KISKAÇ DARALIRKEN…

KISKAÇ DARALIRKEN…

Bilinen bir gerçeği tekrar edeyim: Şüphesiz, dış politika iç politikanın bir devamıdır; ancak yakın tarihimizin hiçbir döneminde iç politikayla dış politikanın bu kadar iç içe geçtiği, birbirini güncel olarak bu kadar etkilediği, birbirine bu derece bağımlı hale geldiği görülmemiştir. Bu elbette iktidar kaynaklı bir “aklın” ürünüdür. Bu “akıl dışı” aklı, bir siyaset yöntemi olarak hâlâ uygulamada tutan faktör, içine girilen çıkmaz, çaresizliktir.

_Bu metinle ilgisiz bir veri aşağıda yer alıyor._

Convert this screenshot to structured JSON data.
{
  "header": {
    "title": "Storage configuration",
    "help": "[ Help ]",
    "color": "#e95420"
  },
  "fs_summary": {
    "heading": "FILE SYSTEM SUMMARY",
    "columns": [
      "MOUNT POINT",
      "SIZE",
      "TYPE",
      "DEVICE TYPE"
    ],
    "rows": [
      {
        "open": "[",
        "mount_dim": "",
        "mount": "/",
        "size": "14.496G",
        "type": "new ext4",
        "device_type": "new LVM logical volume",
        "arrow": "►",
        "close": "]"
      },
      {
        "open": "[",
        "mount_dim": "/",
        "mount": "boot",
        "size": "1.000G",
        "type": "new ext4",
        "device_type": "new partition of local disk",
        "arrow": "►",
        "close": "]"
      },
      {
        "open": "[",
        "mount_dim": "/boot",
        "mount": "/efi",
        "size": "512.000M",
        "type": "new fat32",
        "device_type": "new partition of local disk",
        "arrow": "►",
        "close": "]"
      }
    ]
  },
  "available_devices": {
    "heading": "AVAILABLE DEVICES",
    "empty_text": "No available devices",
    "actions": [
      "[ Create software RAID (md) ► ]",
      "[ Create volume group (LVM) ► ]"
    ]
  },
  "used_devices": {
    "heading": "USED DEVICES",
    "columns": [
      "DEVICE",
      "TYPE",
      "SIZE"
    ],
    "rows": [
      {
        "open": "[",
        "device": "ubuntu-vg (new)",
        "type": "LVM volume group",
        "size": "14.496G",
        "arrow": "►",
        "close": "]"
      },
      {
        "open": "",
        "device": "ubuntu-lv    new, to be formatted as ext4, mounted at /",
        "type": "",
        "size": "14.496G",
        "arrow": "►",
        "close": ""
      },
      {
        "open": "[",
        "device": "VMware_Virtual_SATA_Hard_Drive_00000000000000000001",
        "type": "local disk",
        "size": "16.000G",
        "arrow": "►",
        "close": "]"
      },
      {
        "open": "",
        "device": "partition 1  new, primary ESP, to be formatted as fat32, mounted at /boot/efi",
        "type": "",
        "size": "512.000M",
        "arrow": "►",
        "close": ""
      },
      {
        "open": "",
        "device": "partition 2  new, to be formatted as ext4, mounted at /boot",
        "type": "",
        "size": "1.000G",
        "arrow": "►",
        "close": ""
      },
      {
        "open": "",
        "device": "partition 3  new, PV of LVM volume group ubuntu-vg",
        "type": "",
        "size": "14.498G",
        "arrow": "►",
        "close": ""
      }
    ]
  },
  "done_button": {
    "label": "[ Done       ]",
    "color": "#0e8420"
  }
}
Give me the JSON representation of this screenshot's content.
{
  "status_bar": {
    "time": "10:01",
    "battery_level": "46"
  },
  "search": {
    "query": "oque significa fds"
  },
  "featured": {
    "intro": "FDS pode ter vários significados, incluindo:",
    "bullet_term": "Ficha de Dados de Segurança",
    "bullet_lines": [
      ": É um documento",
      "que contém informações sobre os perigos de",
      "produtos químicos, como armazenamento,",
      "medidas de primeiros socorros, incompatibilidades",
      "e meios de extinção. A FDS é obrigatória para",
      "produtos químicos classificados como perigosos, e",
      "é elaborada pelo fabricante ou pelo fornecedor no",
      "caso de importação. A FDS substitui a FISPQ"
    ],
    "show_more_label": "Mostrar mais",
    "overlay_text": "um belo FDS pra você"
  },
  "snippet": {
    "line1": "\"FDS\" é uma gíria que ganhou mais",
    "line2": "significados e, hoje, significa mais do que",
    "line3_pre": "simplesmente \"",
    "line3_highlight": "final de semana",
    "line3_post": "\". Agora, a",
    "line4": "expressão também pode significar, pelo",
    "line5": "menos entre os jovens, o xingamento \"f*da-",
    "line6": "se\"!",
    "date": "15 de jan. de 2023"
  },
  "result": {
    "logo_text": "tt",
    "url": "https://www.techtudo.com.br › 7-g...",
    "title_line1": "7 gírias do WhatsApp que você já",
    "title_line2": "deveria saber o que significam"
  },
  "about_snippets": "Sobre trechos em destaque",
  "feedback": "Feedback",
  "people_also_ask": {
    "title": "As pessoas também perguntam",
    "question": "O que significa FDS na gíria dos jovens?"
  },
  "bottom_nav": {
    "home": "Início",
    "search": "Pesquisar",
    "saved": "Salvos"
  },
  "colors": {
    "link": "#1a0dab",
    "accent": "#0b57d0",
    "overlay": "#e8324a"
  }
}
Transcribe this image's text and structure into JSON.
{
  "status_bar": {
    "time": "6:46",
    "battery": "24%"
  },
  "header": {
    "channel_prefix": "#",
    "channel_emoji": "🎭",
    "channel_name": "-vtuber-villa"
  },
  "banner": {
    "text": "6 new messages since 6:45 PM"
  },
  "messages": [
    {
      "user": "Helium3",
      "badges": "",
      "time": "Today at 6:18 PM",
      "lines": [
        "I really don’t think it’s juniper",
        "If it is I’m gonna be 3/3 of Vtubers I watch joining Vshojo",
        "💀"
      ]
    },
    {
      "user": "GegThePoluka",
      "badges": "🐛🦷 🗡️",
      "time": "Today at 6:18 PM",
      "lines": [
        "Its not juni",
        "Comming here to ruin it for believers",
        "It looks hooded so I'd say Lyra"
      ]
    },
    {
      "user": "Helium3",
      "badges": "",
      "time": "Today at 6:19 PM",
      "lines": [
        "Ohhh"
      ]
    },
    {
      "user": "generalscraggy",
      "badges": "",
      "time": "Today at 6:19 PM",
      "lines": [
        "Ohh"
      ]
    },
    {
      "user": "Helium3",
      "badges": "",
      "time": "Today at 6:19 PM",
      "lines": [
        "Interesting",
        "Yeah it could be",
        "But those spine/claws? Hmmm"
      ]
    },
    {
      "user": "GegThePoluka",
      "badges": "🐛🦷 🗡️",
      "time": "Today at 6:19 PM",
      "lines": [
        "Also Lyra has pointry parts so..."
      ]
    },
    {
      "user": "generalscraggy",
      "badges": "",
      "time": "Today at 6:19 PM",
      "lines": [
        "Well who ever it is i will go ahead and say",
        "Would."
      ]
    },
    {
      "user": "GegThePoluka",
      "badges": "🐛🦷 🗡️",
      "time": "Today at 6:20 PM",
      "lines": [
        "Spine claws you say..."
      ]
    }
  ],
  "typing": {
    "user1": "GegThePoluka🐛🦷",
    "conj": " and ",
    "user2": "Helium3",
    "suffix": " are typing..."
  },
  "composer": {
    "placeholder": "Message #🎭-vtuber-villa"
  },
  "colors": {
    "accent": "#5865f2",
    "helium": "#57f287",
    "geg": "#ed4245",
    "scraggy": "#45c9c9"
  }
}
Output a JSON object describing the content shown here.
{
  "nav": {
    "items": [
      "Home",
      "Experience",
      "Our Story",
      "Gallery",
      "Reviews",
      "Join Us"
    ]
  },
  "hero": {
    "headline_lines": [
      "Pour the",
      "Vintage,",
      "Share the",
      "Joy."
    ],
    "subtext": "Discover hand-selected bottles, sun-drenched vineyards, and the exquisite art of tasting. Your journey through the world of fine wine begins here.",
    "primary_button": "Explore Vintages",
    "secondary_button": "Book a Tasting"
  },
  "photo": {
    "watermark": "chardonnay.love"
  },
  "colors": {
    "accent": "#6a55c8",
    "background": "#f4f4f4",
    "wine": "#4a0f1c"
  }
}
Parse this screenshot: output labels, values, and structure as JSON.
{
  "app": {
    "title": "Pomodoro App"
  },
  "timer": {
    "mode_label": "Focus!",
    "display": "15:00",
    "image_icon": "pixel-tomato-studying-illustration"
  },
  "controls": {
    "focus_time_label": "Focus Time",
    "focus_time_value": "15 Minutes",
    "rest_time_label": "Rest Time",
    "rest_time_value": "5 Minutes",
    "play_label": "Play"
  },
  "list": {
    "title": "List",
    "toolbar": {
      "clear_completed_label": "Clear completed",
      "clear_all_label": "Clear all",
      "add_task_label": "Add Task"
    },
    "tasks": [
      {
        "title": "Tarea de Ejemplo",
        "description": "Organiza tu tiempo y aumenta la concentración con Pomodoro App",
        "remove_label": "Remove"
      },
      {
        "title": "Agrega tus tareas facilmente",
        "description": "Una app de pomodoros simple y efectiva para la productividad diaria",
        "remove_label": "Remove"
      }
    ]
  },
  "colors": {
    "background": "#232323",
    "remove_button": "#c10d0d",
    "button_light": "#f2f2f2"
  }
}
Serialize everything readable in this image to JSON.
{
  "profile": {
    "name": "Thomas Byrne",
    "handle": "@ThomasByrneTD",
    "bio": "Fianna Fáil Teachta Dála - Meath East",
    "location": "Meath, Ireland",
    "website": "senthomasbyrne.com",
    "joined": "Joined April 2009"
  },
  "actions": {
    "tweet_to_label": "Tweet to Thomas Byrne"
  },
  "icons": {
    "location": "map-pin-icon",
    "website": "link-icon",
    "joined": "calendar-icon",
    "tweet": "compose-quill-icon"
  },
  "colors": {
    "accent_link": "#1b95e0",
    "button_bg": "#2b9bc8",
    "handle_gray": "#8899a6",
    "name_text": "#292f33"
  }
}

Yöntem akıl dışıdır, çünkü bir siyasi iktidarın, hatta herhangi siyasi faaliyetin sürdürülebilmesi için zorunlu olan “esnekliği” ortadan kaldırmaktadır. İktidarın neredeyse dönüşsüz bir yolda, giderek daha fazla şiddete başvurarak ayakta kalmaya çalışmasının nedeni budur. Yukarıda vurguladığımız üzere bu bir çıkmazın ve çaresizliğin sonucudur; aksi halde normal bir “devlet aklının” tehlikeli bir karışım oluşturan iç ve dış sorunları (aralarındaki bütün sıkı bağlara rağmen)  birbirinden olabildiğince izole etmeye, en azından bir biçimde dengelemeye çalışması gerekirdi.

Elbette gerçek veya kurgusal dış tehlikelerin iç politikada sağladığı pek çok fayda vardır. Bu iki alan arasında kurulacak kontrollü bir “tehdit-tehlike” ilişkisinin hem iç hem de dış politikada yönetimlerin işleri kolaylaştırdığı, toplumun büyük bir bölümünün kontrol altında tutulmasını sağladığı bilinir. Bu, bütün devletler tarafından ihtiyaç halinde kullanılan bir yöntemdir. Burada esas olan, yukarıda da belirtildiği üzere “tehdit ve tehlikeyi” kontrol altında veya olabildiğince “soyut” bir düzlemde tutabilmektir. Siyaset tarzının, uzak ihtimalleri aşırı derecede yakın, somut ve güncel bir tehlikeye dönüştürmeye başladığı noktada işin şekli de değişmeye başlar.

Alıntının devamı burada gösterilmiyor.